Receiving MQTT message in Node-RED
To receive mqtt message first, drag and drop an 'mqtt in' node and configure it for the mqtt broker. To configure double click on the node after dropping it into the workspace. Enter your topic in the topic field (e.g./# - for receiving all the messages, (pi/voltage- for voltage). I set the topic to receive the voltage here as shown in below to observe the MQTT data sent by Raspberry Pi.
To watch the received message from the mqtt broker we need a 'debug' node. So, add a debug node and wire it with the 'mqtt in node'. Deploy the flow. You will receive all the mqtt messages in every publish as shown in image below.
Creating a dashboard in Node-RED
It would be nice to have a nice UI instead of raw print out, wouldn't it? The good news is Node-RED allows to build a decent UI and we will use it to build a basic dashboard for our device to plot temperature data and show the battery status.
However there is one extra component called 'node-red-dashboard', which we have to install to Node-RED. In order to do that, click on the account icon from top right and select 'Manage palette' as shown in the figure below.
Go to the install tab, type for the 'node-red-dashboard' and click the install button as shown in figure below. Close the window when done.
Now we are ready to create a dashboard. We already know our device and exact topics it is sending out. We can precisely set topic for data we are interested in. We already added 'mqtt in' node and asign with the above topic.
Now let add a 'gauge' node (for battery) from dashboard palette and connect it with the mqtt input. You need to assign a group for the gauge node. Double click on the nodes and assign 'Home' group with 'Dashboard' Tab for the node.

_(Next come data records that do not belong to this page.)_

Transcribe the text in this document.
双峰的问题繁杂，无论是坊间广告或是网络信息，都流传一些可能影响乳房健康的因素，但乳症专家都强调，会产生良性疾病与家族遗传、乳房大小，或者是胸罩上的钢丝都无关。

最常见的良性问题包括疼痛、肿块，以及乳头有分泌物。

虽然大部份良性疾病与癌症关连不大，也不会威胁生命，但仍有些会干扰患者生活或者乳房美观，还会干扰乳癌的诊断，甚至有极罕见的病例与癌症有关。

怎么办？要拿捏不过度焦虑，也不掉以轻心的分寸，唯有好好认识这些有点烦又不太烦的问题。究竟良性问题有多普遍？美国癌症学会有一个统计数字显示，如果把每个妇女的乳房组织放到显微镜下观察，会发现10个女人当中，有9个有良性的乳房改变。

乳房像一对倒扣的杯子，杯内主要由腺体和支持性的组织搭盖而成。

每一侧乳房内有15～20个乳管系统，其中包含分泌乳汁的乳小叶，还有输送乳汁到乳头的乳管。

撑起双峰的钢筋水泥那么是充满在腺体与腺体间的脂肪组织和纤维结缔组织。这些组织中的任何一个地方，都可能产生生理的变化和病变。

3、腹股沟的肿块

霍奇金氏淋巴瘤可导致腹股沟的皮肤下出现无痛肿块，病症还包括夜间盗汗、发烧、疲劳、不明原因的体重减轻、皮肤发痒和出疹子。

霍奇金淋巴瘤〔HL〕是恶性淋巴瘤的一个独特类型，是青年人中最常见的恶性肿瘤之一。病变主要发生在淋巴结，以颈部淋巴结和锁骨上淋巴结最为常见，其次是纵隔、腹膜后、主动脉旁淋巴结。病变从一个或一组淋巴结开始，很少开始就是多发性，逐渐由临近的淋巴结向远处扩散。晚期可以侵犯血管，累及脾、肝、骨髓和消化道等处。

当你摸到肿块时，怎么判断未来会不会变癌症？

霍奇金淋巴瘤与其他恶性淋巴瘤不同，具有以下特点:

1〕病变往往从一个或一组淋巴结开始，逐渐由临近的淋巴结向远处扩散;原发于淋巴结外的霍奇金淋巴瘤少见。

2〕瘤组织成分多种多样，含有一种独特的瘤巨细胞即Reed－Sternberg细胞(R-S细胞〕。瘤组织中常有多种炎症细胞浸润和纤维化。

Now we are ready to deploy and open our dashboard by using the same link address as we used to open Node-RED editor. We only need to add '/ui' suffix at the end of the address. In our case the link looks as follows: http://192.168.1.103:1880/ui. After going to the address you will find the nice dashboard as shown in figure below.
And this is the mobile view (see below):
So, in this blog I successfully published the multimeter reading to MQTT broker and visualized it to a graphical dashboard. In my next and final blog I will summarize my works.